Simple decisions & new habits might lead you toward a better financial future.
In life, there are times when simple decisions can have a profound impact. The same holds true when it comes to personal finance. Here are some simple choices you could make that may leave you better off financially – in the near term, the long term, or both.
Use less credit. Every time you pay with cash instead of credit, you are saving pennies on the dollar – actually, dimes on the dollar. At the start of December, the average “low interest” credit card in America charged users 12.45%, the average cash back card 17.15%. If you want to see your bank balance grow, try consistently paying in cash. There is no need to pay extra money when you pay for something.
Set up automated contributions to retirement plans & investment accounts. By automating your per-paycheck salary deferrals to your workplace retirement plan or your IRA, you remove the chore (and the psychological hurdle) of having to make lump-sum contributions. You can bolster invested assets with regular inflows of new money, without even thinking about it. Often, arranging these recurring account contributions takes 20 minutes or less of your time.
Bundle your insurance. Many insurers will give you a discount if you turn to them for multiple policies (home and auto, possibly other combinations). This may help you reduce your overall insurance costs.
Live somewhere less expensive. Sure, it takes money to move, but that one-time cost might be worth absorbing, especially if you can perform your job anywhere. A look at the December United States Rent Report at ApartmentList.com reveals that the median rent for a 1-bedroom apartment in Los Angeles is $1,900. The median rent for a 1-bedroom apartment in Spokane is $630. What is the median rent for a 2-bedroom apartment in Boston? $3,200. How about in Fayetteville, North Carolina? $700.

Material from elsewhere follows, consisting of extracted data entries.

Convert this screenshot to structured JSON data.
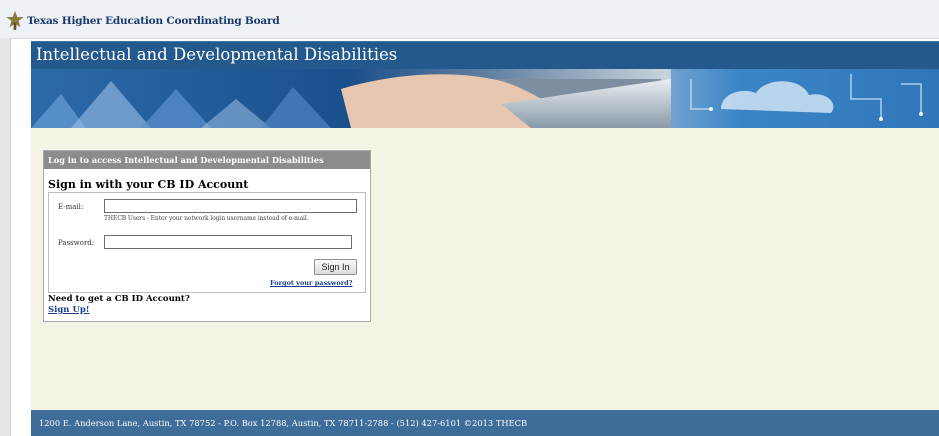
{
  "header": {
    "logo_icon": "star-icon",
    "organization": "Texas Higher Education Coordinating Board"
  },
  "site": {
    "title": "Intellectual and Developmental Disabilities"
  },
  "login": {
    "header": "Log in to access Intellectual and Developmental Disabilities",
    "title": "Sign in with your CB ID Account",
    "email_label": "E-mail:",
    "email_value": "",
    "email_hint": "THECB Users - Enter your network login username instead of e-mail.",
    "password_label": "Password:",
    "password_value": "",
    "signin_button": "Sign In",
    "forgot_link": "Forgot your password?",
    "need_account": "Need to get a CB ID Account?",
    "signup_link": "Sign Up!"
  },
  "footer": {
    "text": "1200 E. Anderson Lane, Austin, TX 78752 - P.O. Box 12788, Austin, TX 78711-2788 - (512) 427-6101 ©2013 THECB"
  },
  "colors": {
    "title_bar": "#23598c",
    "content_bg": "#f5f3e3",
    "footer_bg": "#3d6d98",
    "link": "#1a3d8a"
  }
}
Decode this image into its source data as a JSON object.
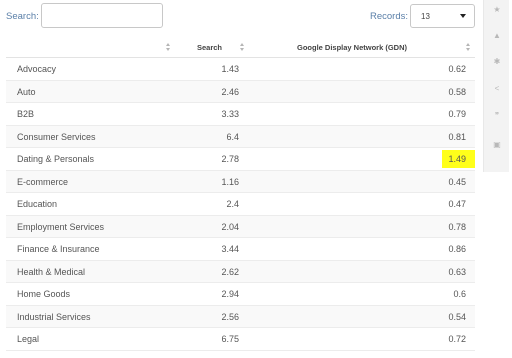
{
  "search": {
    "label": "Search:",
    "value": "",
    "placeholder": ""
  },
  "records": {
    "label": "Records:",
    "value": "13"
  },
  "columns": {
    "search": "Search",
    "gdn": "Google Display Network (GDN)"
  },
  "rows": [
    {
      "name": "Advocacy",
      "search": "1.43",
      "gdn": "0.62"
    },
    {
      "name": "Auto",
      "search": "2.46",
      "gdn": "0.58"
    },
    {
      "name": "B2B",
      "search": "3.33",
      "gdn": "0.79"
    },
    {
      "name": "Consumer Services",
      "search": "6.4",
      "gdn": "0.81"
    },
    {
      "name": "Dating & Personals",
      "search": "2.78",
      "gdn": "1.49",
      "highlight_color": "#ffff1a"
    },
    {
      "name": "E-commerce",
      "search": "1.16",
      "gdn": "0.45"
    },
    {
      "name": "Education",
      "search": "2.4",
      "gdn": "0.47"
    },
    {
      "name": "Employment Services",
      "search": "2.04",
      "gdn": "0.78"
    },
    {
      "name": "Finance & Insurance",
      "search": "3.44",
      "gdn": "0.86"
    },
    {
      "name": "Health & Medical",
      "search": "2.62",
      "gdn": "0.63"
    },
    {
      "name": "Home Goods",
      "search": "2.94",
      "gdn": "0.6"
    },
    {
      "name": "Industrial Services",
      "search": "2.56",
      "gdn": "0.54"
    },
    {
      "name": "Legal",
      "search": "6.75",
      "gdn": "0.72"
    }
  ],
  "sidebar_icons": [
    {
      "name": "star-icon",
      "glyph": "★"
    },
    {
      "name": "bell-icon",
      "glyph": "▲"
    },
    {
      "name": "gear-icon",
      "glyph": "✱"
    },
    {
      "name": "share-icon",
      "glyph": "<"
    },
    {
      "name": "quote-icon",
      "glyph": "❞"
    },
    {
      "name": "print-icon",
      "glyph": "▣"
    }
  ],
  "colors": {
    "label_blue": "#5a7fa8",
    "highlight": "#ffff1a"
  }
}
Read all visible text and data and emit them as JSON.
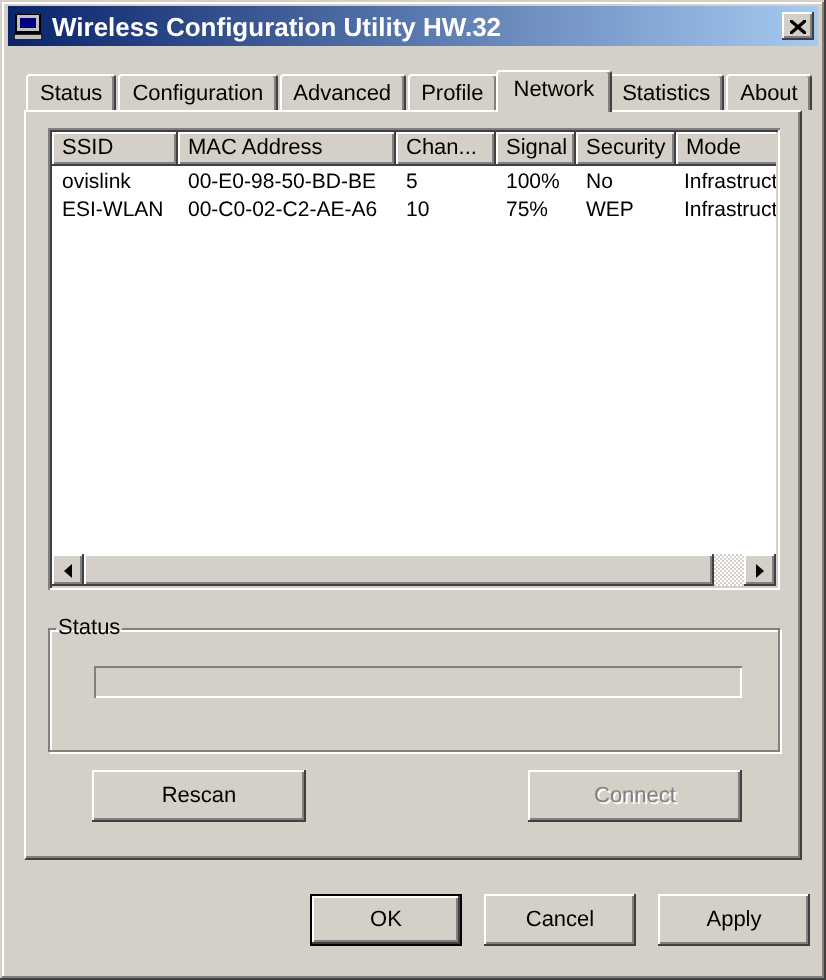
{
  "window": {
    "title": "Wireless Configuration Utility HW.32"
  },
  "tabs": [
    {
      "label": "Status",
      "selected": false
    },
    {
      "label": "Configuration",
      "selected": false
    },
    {
      "label": "Advanced",
      "selected": false
    },
    {
      "label": "Profile",
      "selected": false
    },
    {
      "label": "Network",
      "selected": true
    },
    {
      "label": "Statistics",
      "selected": false
    },
    {
      "label": "About",
      "selected": false
    }
  ],
  "network_list": {
    "columns": [
      "SSID",
      "MAC Address",
      "Chan...",
      "Signal",
      "Security",
      "Mode"
    ],
    "rows": [
      [
        "ovislink",
        "00-E0-98-50-BD-BE",
        "5",
        "100%",
        "No",
        "Infrastruct"
      ],
      [
        "ESI-WLAN",
        "00-C0-02-C2-AE-A6",
        "10",
        "75%",
        "WEP",
        "Infrastruct"
      ]
    ]
  },
  "status_group": {
    "label": "Status",
    "progress": {
      "level": 0
    }
  },
  "action_buttons": [
    {
      "label": "Rescan",
      "disabled": false
    },
    {
      "label": "Connect",
      "disabled": true
    }
  ],
  "dialog_buttons": [
    {
      "label": "OK",
      "default": true
    },
    {
      "label": "Cancel",
      "default": false
    },
    {
      "label": "Apply",
      "default": false
    }
  ]
}
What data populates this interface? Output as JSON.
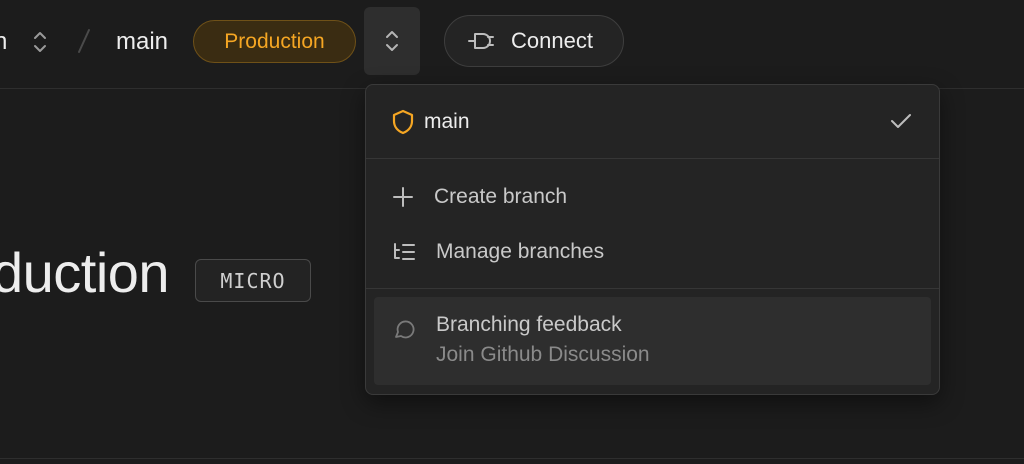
{
  "header": {
    "org_name_partial": "n",
    "branch": "main",
    "environment_badge": "Production",
    "connect_label": "Connect"
  },
  "page": {
    "title_partial": "duction",
    "compute_badge": "MICRO"
  },
  "branch_dropdown": {
    "current_branch": "main",
    "actions": [
      {
        "label": "Create branch",
        "icon": "plus-icon"
      },
      {
        "label": "Manage branches",
        "icon": "branch-list-icon"
      }
    ],
    "feedback": {
      "title": "Branching feedback",
      "subtitle": "Join Github Discussion",
      "icon": "speech-bubble-icon"
    }
  },
  "colors": {
    "background": "#1c1c1c",
    "badge_warning": "#f5a623",
    "dropdown_bg": "#242424",
    "highlight_bg": "#2e2e2e"
  }
}
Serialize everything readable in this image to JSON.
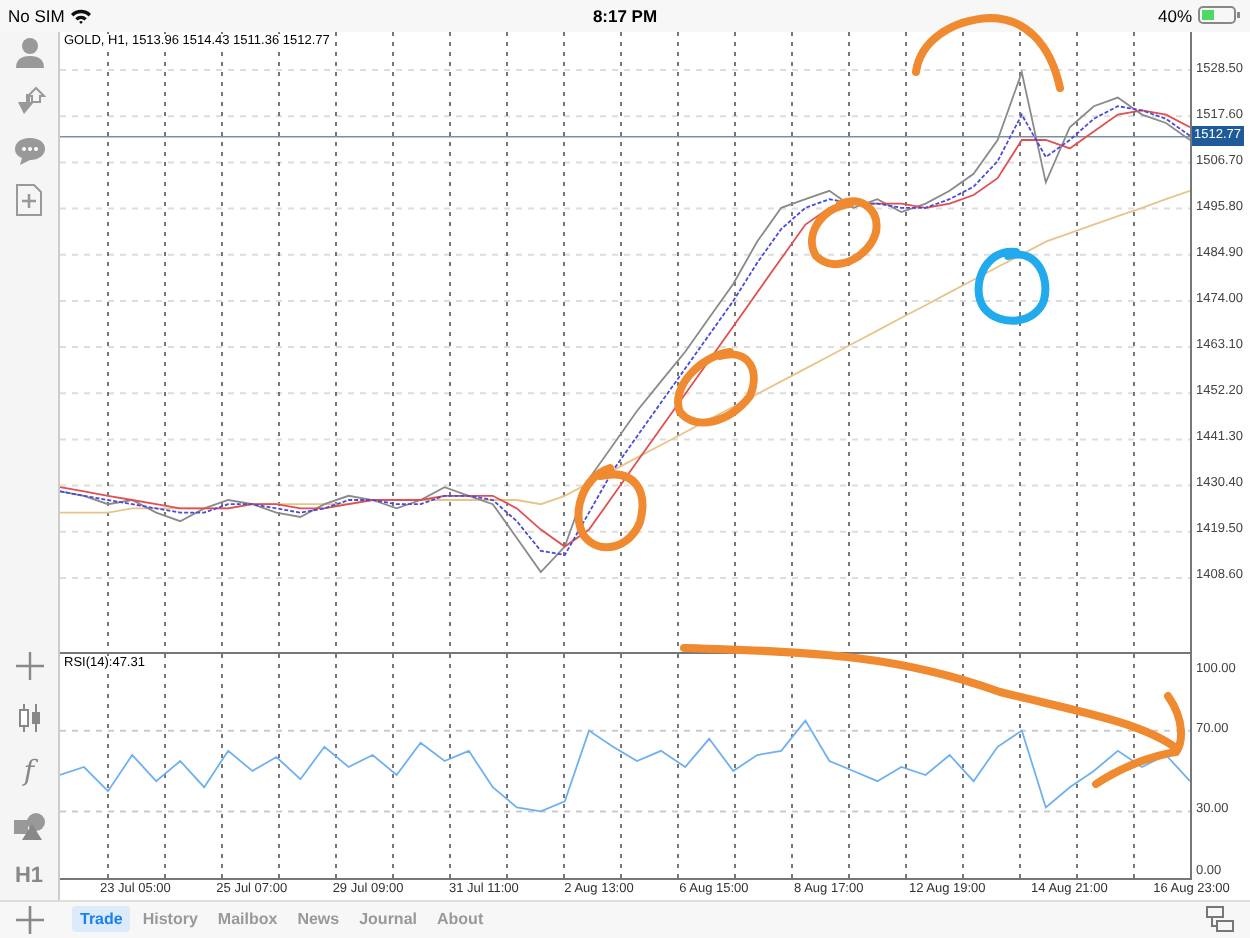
{
  "status_bar": {
    "carrier": "No SIM",
    "time": "8:17 PM",
    "battery": "40%"
  },
  "left_toolbar": {
    "tools": [
      {
        "kind": "crosshair"
      },
      {
        "kind": "candles"
      },
      {
        "kind": "glyph",
        "text": "f"
      },
      {
        "kind": "shapes"
      },
      {
        "kind": "glyph",
        "text": "H1"
      }
    ]
  },
  "chart": {
    "header": "GOLD, H1, 1513.96 1514.43 1511.36 1512.77",
    "chart_data": {
      "type": "line",
      "ylim": [
        1391.1,
        1537.5
      ],
      "grid": true,
      "ref_lines": [
        {
          "axis": "y",
          "value": 1512.77,
          "label": "1512.77",
          "color": "#7a8fa6"
        }
      ],
      "yticks": [
        {
          "value": 1528.5,
          "label": "1528.50"
        },
        {
          "value": 1517.6,
          "label": "1517.60"
        },
        {
          "value": 1506.7,
          "label": "1506.70"
        },
        {
          "value": 1495.8,
          "label": "1495.80"
        },
        {
          "value": 1484.9,
          "label": "1484.90"
        },
        {
          "value": 1474,
          "label": "1474.00"
        },
        {
          "value": 1463.1,
          "label": "1463.10"
        },
        {
          "value": 1452.2,
          "label": "1452.20"
        },
        {
          "value": 1441.3,
          "label": "1441.30"
        },
        {
          "value": 1430.4,
          "label": "1430.40"
        },
        {
          "value": 1419.5,
          "label": "1419.50"
        },
        {
          "value": 1408.6,
          "label": "1408.60"
        }
      ],
      "series": [
        {
          "color": "#8a8a8a",
          "values": [
            1429,
            1428,
            1426,
            1427,
            1424,
            1422,
            1425,
            1427,
            1426,
            1424,
            1423,
            1426,
            1428,
            1427,
            1425,
            1427,
            1430,
            1428,
            1426,
            1418,
            1410,
            1416,
            1432,
            1440,
            1448,
            1455,
            1462,
            1470,
            1478,
            1488,
            1496,
            1498,
            1500,
            1496,
            1498,
            1495,
            1497,
            1500,
            1504,
            1512,
            1528,
            1502,
            1515,
            1520,
            1522,
            1518,
            1516,
            1512
          ]
        },
        {
          "color": "#e05050",
          "values": [
            1430,
            1429,
            1428,
            1427,
            1426,
            1425,
            1425,
            1425,
            1426,
            1426,
            1425,
            1425,
            1426,
            1427,
            1427,
            1427,
            1428,
            1428,
            1428,
            1425,
            1420,
            1416,
            1420,
            1428,
            1436,
            1444,
            1452,
            1460,
            1468,
            1476,
            1484,
            1492,
            1496,
            1497,
            1497,
            1497,
            1496,
            1497,
            1499,
            1503,
            1512,
            1512,
            1510,
            1514,
            1518,
            1519,
            1518,
            1515
          ]
        },
        {
          "color": "#4a4adf",
          "line_style": "dashed",
          "values": [
            1429,
            1428,
            1427,
            1426,
            1425,
            1424,
            1424,
            1426,
            1426,
            1425,
            1424,
            1425,
            1427,
            1427,
            1426,
            1426,
            1428,
            1428,
            1427,
            1422,
            1415,
            1414,
            1424,
            1434,
            1442,
            1450,
            1458,
            1466,
            1474,
            1483,
            1491,
            1496,
            1498,
            1497,
            1497,
            1496,
            1496,
            1498,
            1501,
            1507,
            1518,
            1508,
            1512,
            1517,
            1520,
            1519,
            1517,
            1513
          ]
        },
        {
          "color": "#e8c48a",
          "values": [
            1424,
            1424,
            1424,
            1425,
            1425,
            1425,
            1425,
            1425,
            1426,
            1426,
            1426,
            1426,
            1426,
            1427,
            1427,
            1427,
            1427,
            1427,
            1427,
            1427,
            1426,
            1428,
            1431,
            1434,
            1437,
            1440,
            1443,
            1446,
            1449,
            1452,
            1455,
            1458,
            1461,
            1464,
            1467,
            1470,
            1473,
            1476,
            1479,
            1482,
            1485,
            1488,
            1490,
            1492,
            1494,
            1496,
            1498,
            1500
          ]
        }
      ]
    }
  },
  "rsi": {
    "header": "RSI(14):47.31",
    "chart_data": {
      "type": "line",
      "ylim": [
        -3,
        108
      ],
      "grid": true,
      "yticks": [
        {
          "value": 100,
          "label": "100.00"
        },
        {
          "value": 70,
          "label": "70.00"
        },
        {
          "value": 30,
          "label": "30.00"
        },
        {
          "value": 0,
          "label": "0.00"
        }
      ],
      "series": [
        {
          "color": "#6fb0f0",
          "values": [
            48,
            52,
            40,
            58,
            45,
            55,
            42,
            60,
            50,
            57,
            46,
            62,
            52,
            58,
            48,
            64,
            55,
            60,
            42,
            32,
            30,
            35,
            70,
            62,
            55,
            60,
            52,
            66,
            50,
            58,
            60,
            75,
            55,
            50,
            45,
            52,
            48,
            58,
            45,
            62,
            70,
            32,
            42,
            50,
            60,
            52,
            58,
            45
          ]
        }
      ]
    }
  },
  "time_labels": [
    "23 Jul 05:00",
    "25 Jul 07:00",
    "29 Jul 09:00",
    "31 Jul 11:00",
    "2 Aug 13:00",
    "6 Aug 15:00",
    "8 Aug 17:00",
    "12 Aug 19:00",
    "14 Aug 21:00",
    "16 Aug 23:00"
  ],
  "tabs": [
    {
      "label": "Trade",
      "selected": true
    },
    {
      "label": "History",
      "selected": false
    },
    {
      "label": "Mailbox",
      "selected": false
    },
    {
      "label": "News",
      "selected": false
    },
    {
      "label": "Journal",
      "selected": false
    },
    {
      "label": "About",
      "selected": false
    }
  ]
}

Look into refinancing your largest debts. Perhaps your student loans could be consolidated. Perhaps you could qualify for a refi on your mortgage (while rates are still low). Both of these moves could free up money and leave you with more financial “breathing room” each month.
Spend less money on “stuff” and more money on yourself. Many people associate possessions with well-being – the more “toys” you have, the richer your life becomes. That kind of thinking can quickly put you deep in debt. You may find yourself living on margin as your “toys” depreciate.
A wise alternative: pay yourself first and direct more of your income into retirement or savings accounts. Or if you like, use some money you would normally spend on creature comforts to attack your debt. Instead of simply entertaining yourself today, make money moves on behalf of your financial future. Too many people give their financial future little thought, and they may be in for a shock when they reach retirement age.
We all want to splurge now and then, but try spending money on memorable experiences instead of flashy items – you may find the former many times more valuable than the latter.
Forgo several purchases a month and see what happens. A recent SunTrust bank survey found that roughly a third of U.S. households earning $75,000 or more live paycheck to paycheck. Earlier this year, Money noted that the average household credit card balance was nearly $16,000. In short, people are spending too much.
Some expenses are obligatory, others spur-of-the-moment and unexamined. Pause and think before you buy something; do you really need it? If you separate your needs from your wants and say no to several of them, you may find yourself living a simpler life with less debt and more cash.
Spend less than what you make, invest and save some of the difference – this is the classic path toward improving your financial situation.